そのときの Nothing Left To Believe In は 1987年の録音でしたが、この Eager Beaver が収録されているアルバム、Alligator ALCD-4813、In the Shadow of the City は 1993 年のリリースです。
前回でも言及いたしましたが、この In the Shadow of the City では(そのジャケットの画像を信じる限り)Gibson Les Paul Signature ってえギターを使っているんじゃないでしょうか。



名前こそ Les Paul となっていますが、その成り立ちはちょっと変わっておりまして、フツーにギターを構えたときの弦から上半分が ES-335 系のボディなのですが、弦から下半分は、いわゆる Les Paul のデザインを採用しており、そのため、「まったくの」左右(いや、上下か?)「非」対称っつう、実にイカレた外観を持っております。
そしてイカレておるのはその外観だけではなく、その回路がまた、いかにもスタジオ向き、っつうか、ライヴじゃちょっと不便かも?っちゅうワケ判らない配線になってまして、一見 2V / 2T ですが、実はこれ、マスター Vol.にマスター Tone、そして PU の位相切り替えとアウトプット・インピーダンスの切り替え、っちゅう「なんじゃそら?」てなことになっております。
特に最後のなんて、ライヴじゃまったく使い道が無さそうですから、まあ、もしこいつを「貰った」りしたら(買いませんよ、こんなヘンなギター)たぶん自分で改造して 2 つの PUのバランサーにしちゃうね、きっと。

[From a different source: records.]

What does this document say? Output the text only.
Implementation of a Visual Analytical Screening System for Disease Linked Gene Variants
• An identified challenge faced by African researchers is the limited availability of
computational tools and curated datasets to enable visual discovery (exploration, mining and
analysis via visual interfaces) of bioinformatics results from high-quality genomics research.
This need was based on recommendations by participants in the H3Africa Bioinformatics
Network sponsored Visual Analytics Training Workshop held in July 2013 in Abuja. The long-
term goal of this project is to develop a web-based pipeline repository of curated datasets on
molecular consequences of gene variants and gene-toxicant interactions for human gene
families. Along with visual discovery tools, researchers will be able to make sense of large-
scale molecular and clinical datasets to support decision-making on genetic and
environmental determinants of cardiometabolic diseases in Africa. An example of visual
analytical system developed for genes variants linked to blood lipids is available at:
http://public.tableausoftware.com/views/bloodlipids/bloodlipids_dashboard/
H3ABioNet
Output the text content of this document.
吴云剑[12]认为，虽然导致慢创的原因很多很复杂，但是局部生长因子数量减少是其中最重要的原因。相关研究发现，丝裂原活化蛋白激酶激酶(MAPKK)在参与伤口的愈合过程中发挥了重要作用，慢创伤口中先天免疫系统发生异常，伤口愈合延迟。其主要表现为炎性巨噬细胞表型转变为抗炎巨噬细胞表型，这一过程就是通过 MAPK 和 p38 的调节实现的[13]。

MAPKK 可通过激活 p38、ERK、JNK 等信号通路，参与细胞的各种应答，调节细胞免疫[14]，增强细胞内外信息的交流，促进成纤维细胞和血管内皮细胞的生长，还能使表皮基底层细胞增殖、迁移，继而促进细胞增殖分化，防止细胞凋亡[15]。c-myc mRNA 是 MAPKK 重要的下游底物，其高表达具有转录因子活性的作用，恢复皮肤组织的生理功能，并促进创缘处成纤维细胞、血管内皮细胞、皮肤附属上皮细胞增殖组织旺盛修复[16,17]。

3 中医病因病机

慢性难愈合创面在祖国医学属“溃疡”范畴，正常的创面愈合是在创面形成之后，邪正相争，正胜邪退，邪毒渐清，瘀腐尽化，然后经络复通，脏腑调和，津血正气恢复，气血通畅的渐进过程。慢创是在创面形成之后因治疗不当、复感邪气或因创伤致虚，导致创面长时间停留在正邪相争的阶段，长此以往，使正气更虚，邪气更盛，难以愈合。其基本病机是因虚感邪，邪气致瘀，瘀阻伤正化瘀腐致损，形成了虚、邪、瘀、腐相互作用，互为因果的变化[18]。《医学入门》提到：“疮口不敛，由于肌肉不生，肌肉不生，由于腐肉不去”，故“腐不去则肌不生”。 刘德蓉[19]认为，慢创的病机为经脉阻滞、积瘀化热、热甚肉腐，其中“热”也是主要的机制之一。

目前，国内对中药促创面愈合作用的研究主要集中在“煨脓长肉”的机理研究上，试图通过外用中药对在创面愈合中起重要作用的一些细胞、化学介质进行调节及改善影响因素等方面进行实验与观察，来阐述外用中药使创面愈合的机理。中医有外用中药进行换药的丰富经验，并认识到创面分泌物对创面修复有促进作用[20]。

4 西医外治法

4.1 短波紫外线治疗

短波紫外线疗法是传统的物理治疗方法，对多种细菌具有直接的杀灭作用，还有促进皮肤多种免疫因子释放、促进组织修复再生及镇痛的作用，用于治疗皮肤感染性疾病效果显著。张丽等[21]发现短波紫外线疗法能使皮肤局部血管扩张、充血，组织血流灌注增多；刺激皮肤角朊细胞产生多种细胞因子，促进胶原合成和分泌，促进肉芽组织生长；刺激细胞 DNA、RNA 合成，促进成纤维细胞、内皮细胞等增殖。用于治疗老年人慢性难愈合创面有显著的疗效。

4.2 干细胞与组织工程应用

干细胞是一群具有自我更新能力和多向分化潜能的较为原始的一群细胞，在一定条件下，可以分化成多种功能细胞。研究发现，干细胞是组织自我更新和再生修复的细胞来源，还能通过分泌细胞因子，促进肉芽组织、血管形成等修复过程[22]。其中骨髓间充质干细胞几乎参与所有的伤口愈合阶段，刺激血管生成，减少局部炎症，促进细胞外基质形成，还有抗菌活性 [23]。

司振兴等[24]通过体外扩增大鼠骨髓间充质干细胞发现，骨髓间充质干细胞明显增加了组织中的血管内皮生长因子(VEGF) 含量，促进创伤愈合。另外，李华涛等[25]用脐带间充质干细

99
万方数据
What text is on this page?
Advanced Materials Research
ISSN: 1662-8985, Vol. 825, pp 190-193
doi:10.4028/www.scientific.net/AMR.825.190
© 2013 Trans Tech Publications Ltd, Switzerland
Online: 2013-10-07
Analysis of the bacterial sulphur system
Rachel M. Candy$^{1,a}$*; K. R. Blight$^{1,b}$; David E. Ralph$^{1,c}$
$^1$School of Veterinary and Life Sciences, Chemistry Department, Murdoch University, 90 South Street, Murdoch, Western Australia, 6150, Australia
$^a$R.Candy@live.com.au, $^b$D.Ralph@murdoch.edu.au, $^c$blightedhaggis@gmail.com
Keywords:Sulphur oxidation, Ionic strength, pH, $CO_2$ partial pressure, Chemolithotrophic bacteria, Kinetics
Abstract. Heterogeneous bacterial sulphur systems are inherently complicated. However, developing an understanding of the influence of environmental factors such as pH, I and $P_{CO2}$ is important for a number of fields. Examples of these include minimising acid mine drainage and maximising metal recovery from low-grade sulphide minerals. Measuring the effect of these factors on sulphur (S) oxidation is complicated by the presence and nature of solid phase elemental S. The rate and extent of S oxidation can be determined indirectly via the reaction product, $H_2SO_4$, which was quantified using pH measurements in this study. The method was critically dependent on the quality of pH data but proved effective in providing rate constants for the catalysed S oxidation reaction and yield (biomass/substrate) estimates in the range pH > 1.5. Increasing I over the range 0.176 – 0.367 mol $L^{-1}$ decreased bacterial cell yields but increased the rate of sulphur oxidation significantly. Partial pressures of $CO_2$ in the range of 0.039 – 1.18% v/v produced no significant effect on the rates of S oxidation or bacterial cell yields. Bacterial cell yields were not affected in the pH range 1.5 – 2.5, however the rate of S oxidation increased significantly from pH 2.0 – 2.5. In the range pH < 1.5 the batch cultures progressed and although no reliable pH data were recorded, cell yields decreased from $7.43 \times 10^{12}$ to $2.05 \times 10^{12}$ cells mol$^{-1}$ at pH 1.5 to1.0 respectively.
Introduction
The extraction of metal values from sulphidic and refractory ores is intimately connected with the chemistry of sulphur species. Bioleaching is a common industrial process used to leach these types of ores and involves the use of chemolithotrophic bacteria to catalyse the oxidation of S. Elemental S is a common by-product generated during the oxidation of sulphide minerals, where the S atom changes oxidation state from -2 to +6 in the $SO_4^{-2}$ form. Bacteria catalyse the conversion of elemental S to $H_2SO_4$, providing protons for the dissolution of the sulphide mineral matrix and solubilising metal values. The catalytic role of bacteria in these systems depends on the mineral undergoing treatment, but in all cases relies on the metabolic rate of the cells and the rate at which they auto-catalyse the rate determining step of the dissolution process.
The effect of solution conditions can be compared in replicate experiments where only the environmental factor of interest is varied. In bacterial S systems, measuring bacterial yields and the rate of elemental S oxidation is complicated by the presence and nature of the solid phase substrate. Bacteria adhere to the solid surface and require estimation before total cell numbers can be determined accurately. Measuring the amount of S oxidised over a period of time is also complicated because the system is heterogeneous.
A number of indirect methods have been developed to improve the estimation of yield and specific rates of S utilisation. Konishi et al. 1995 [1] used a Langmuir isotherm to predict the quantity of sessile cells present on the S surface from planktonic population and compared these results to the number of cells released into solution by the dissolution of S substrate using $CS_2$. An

⋯てなことはおいといて、この Eager Beaver、その Les Paul Signature のキャラクターを活かしてるんでしょか?
かなり硬質なトーンながら、Fender 系よりは粘る感じのクリーンなトーンが、そう言われてみれば、確かに Fender 系じゃ出せない味を持ってるよーな気もしないではありませんが、なんせワタクシ、けっこー疑り深くなっておりますので、このジャケットで彼が構えておるこの Les Paul Signature が「実際に」レコーディングでも使われておった、てな信頼できる証言でもない限り、安易に断言はできん、と思っております。



ところで 1984 年にベルギーの Blue Sting の STING 002( 1988 には Alligator から AL 4763 としてリリース)Generic Blues では、ベルギー盤のジャケ写 ↑ じゃ H-S-S らしきストラトが登場しております。
センターの P. U. もなんだかイカレてますから改造してるのかも?

さて、なかなかファンキー寄りなリズムに乗せて、過剰にリキまない平熱の(?)ブルースが流れて行くのですが、このコンスタントなテンションも、案外、聴いてて快いんですよねー。
音質的にはちと「甘い」んですが、二連で攻めてくる Freddie Dixon のベースは独特なスウェイ感もあって、この曲には合ってるみたい。
ドラムは Bill Leathers。
そして、これはたぶんに個人的な嗜好のモンダイですが、ここでのピアノ( Kenny Baker )は「あまりにも」ディジタル臭さがちょっと気になって白けちゃいました。
そりゃ Fender Rhodes みたいなミもフタもないよな「電気臭さ(?)」ではないんですが、それでも、これ Casio の KT シリーズじゃねえの?っちゅう安っぽい疑似ピアノ音は、いささか興醒め、でございます。
ま、さらにそのフレーズっちゅうかバッキングも「陳腐」なもんでよけー「耳障り」なのも確かなんですが。